We created a new PostHog Depot organization and opened a pull request to begin building the PostHog Docker image with Depot. There's some interesting details in the pull request discussion, but the basic implementation was:

  1. Install the Depot CLI with the depot/setup-action.

  2. Replace docker/build-push-action with depot/build-push-action, which implements the same inputs but uses depot build for the build:

    diff
    name: Build and push latest
    id: docker-latest
    -uses: docker/build-push-action@v2
    +uses: depot/build-push-action@v1
    with:
    context: .
    push: true
    tags: posthog/posthog:latest

At the time, we supported authentication via a personal access token, provided in a DEPOT_TOKEN environment variable. However we discovered a workflow problem that needed to be solved; workflows triggered by a pull_request event from a forked repository don't have access to repository secrets, as they are considered untrusted.

Initially we thought that we could use GitHub's OIDC tokens instead. This would allow our depot/build-push-action to exchange a temporary token provided by GitHub for a temporary Depot token, and then use that token to authenticate with Depot. We implemented this authentication mechanism then discovered that, unfortunately, GitHub will not issue OIDC tokens for pull_request events from forked repositories (only pull requests from within the same repository).

In the end, we opted to use Depot for all builds for push events but continue using docker for pull_request events. This isn't the most performant option, but it appears to be what's possible today with GitHub's limitations.

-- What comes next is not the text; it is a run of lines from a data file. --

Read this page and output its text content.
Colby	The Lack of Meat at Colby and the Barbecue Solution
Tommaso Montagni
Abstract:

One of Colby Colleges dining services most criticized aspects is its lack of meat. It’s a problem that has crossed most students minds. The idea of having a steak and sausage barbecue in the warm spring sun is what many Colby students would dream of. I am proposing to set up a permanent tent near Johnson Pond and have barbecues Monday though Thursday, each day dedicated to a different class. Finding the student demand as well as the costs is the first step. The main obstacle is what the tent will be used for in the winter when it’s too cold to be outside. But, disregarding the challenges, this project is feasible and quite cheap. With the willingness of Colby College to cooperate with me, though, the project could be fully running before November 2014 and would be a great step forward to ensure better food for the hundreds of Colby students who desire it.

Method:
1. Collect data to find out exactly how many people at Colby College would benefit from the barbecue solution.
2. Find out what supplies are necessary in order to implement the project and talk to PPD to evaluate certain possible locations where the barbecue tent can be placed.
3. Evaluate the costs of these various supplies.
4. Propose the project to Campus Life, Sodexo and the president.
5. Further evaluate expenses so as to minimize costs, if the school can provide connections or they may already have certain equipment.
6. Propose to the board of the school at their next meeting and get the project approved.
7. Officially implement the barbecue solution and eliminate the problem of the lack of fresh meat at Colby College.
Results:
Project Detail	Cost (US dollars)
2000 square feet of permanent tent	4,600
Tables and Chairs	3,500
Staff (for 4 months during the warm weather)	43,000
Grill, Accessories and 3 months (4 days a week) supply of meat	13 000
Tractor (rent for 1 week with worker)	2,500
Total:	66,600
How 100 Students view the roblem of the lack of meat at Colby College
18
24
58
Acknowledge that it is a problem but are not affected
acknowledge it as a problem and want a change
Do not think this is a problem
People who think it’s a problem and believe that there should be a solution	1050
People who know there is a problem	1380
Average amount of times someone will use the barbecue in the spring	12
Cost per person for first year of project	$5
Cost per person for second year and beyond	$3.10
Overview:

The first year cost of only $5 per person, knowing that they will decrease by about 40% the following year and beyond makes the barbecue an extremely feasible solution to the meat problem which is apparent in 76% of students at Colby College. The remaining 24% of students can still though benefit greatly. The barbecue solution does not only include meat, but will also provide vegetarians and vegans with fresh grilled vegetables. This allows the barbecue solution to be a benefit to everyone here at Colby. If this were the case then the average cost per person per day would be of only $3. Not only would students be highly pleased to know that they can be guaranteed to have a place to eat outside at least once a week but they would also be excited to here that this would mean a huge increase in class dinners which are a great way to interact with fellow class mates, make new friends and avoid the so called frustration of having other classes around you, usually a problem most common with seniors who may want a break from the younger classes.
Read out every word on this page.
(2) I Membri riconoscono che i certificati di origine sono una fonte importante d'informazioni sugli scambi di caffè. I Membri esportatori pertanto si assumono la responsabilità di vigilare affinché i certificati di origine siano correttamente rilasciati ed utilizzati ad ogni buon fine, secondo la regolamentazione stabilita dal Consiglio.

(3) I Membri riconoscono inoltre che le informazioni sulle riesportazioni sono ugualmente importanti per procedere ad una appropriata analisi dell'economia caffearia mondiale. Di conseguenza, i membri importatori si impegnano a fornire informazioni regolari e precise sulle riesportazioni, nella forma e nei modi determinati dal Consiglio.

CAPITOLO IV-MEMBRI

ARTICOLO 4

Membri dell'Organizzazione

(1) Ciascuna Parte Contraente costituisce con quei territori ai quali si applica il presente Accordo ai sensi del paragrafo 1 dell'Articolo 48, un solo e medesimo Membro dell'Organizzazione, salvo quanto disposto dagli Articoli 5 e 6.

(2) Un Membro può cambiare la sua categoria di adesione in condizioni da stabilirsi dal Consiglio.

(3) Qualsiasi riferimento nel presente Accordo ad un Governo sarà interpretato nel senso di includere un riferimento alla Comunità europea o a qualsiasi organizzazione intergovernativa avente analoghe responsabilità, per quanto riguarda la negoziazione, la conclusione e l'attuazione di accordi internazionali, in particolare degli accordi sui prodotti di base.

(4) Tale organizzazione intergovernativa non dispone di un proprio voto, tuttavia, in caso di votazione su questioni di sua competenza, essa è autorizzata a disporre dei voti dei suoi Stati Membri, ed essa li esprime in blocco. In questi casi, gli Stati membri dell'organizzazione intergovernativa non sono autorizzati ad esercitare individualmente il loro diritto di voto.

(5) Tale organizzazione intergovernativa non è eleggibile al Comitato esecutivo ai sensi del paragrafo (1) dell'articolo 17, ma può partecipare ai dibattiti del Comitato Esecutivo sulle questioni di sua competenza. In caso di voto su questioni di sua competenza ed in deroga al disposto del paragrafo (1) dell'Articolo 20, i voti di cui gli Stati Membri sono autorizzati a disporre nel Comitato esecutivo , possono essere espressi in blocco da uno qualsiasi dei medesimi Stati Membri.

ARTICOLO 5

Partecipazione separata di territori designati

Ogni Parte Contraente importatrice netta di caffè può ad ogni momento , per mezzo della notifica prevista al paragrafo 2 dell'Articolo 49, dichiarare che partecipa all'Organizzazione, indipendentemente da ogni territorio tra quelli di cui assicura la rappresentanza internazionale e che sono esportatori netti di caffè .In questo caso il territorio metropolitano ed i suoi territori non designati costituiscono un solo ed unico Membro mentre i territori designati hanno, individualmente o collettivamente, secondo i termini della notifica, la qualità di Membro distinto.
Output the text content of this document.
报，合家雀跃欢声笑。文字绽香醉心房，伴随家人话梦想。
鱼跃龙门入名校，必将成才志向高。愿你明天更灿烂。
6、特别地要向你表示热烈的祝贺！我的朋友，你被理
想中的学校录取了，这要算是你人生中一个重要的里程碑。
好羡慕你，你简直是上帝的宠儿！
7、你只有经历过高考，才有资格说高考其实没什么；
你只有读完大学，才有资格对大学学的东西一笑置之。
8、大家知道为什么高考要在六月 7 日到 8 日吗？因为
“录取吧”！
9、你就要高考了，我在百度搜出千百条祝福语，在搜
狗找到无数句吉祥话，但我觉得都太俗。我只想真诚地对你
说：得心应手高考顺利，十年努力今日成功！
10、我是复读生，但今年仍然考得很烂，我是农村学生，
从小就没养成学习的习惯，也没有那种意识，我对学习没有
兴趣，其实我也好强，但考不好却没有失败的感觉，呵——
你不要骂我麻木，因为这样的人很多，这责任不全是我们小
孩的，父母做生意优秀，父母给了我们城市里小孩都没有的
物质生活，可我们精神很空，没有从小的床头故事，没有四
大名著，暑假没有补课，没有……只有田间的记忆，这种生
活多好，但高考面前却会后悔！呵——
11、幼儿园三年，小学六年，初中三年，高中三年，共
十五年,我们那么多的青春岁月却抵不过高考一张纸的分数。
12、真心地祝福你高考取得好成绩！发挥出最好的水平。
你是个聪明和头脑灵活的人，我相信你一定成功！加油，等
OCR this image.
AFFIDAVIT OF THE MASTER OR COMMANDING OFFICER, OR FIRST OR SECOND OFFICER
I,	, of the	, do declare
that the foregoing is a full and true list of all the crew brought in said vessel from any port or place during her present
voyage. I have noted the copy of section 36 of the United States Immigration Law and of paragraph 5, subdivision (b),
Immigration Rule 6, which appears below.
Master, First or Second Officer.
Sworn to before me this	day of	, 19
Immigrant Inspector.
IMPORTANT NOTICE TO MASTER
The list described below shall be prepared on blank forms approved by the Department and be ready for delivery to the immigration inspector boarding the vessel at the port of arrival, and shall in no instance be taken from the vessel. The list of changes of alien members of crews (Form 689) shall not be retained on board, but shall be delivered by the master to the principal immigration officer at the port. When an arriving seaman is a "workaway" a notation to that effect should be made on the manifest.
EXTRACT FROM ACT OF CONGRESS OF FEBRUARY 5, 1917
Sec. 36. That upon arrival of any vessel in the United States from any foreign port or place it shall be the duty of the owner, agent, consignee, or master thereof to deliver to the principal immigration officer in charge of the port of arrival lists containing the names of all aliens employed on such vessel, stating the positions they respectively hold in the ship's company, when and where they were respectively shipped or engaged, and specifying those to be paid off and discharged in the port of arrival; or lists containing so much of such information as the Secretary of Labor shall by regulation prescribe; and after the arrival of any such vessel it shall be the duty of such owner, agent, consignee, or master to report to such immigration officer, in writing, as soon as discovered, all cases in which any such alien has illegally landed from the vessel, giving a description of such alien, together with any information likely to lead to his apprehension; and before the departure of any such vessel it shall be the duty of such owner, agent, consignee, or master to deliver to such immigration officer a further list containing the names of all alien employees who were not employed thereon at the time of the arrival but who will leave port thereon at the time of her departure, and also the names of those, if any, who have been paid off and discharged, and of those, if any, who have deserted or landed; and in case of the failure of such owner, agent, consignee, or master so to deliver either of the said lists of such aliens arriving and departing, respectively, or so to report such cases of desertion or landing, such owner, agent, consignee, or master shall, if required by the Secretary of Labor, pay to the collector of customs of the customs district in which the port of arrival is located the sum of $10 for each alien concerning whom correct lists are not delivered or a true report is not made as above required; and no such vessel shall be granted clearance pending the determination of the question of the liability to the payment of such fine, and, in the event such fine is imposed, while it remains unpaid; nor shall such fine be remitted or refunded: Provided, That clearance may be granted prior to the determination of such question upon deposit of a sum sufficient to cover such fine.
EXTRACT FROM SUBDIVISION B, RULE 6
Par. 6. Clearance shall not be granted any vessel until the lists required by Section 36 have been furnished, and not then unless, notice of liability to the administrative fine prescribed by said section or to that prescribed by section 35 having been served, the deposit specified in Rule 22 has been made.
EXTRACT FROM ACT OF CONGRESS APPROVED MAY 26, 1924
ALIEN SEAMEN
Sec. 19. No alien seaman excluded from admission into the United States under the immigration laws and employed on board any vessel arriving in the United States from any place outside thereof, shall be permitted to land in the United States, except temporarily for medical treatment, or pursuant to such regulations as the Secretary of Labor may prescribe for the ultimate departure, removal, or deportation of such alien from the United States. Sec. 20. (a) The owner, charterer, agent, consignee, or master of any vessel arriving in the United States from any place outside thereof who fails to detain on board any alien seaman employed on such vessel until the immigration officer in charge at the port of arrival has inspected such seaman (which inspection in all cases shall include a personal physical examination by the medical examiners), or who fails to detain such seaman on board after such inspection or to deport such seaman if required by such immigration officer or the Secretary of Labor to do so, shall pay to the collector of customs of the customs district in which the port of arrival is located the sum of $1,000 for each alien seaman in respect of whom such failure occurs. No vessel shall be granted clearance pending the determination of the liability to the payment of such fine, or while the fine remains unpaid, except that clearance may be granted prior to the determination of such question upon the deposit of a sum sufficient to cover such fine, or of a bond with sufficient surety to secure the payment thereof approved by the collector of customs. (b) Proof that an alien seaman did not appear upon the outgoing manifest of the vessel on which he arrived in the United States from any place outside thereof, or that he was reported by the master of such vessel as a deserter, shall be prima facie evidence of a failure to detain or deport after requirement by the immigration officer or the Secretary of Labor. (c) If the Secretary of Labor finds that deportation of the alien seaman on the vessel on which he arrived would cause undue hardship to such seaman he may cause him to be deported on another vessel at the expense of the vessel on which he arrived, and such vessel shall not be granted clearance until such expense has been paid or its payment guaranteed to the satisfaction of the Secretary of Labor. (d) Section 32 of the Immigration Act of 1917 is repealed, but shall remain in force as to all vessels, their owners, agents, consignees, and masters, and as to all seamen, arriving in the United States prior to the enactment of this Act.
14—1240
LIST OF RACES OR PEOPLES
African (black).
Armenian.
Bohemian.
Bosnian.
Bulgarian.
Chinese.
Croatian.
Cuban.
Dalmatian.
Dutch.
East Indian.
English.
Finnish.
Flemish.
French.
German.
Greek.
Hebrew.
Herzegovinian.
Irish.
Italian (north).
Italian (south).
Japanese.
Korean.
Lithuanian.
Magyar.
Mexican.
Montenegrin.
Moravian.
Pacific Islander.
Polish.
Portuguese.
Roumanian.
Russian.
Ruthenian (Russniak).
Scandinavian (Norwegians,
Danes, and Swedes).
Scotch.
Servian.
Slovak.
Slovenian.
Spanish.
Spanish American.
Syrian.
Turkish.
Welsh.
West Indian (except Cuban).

However, we could still use OIDC token authentication for all the push builds and avoid the static DEPOT_TOKEN environment variable entirely. Securely authenticating the build request with an OIDC token required adding the repository as a trust relationship in the Depot project, then adjusting the workflow permissions to allow retrieving the token:

diff
name: Docker FOSS release image
on:
push:
tags:
- '*.**'
jobs:
build-push:
name: Build & push Docker release image
runs-on: ubuntu-20.04
+ permissions:
+ contents: read
+ id-token: write
steps:
- ...

The depot/build-push-action action handles exchanging the temporary token provided by GitHub for a temporary Depot token and providing that token to the build.

The results

Before switching to Depot, builds using docker build took over 16 minutes to complete:

GitHub Actions Docker Build

After switching to depot build, those same builds took only three minutes on average:

GitHub Actions Depot Build

A 5x speed up with very little change to the existing workflow, just one line if we don't include the OIDC improvement.

The improvement here is deceptively huge. A 16-minute build that is run 20 times a day can account for over 5 hours of build time, slowing down progress. Faster builds mean less time waiting, fewer interruptions, and faster feedback and deploys. By switching to Depot, PostHog can get more done, iterate faster and fix bugs without interruptions.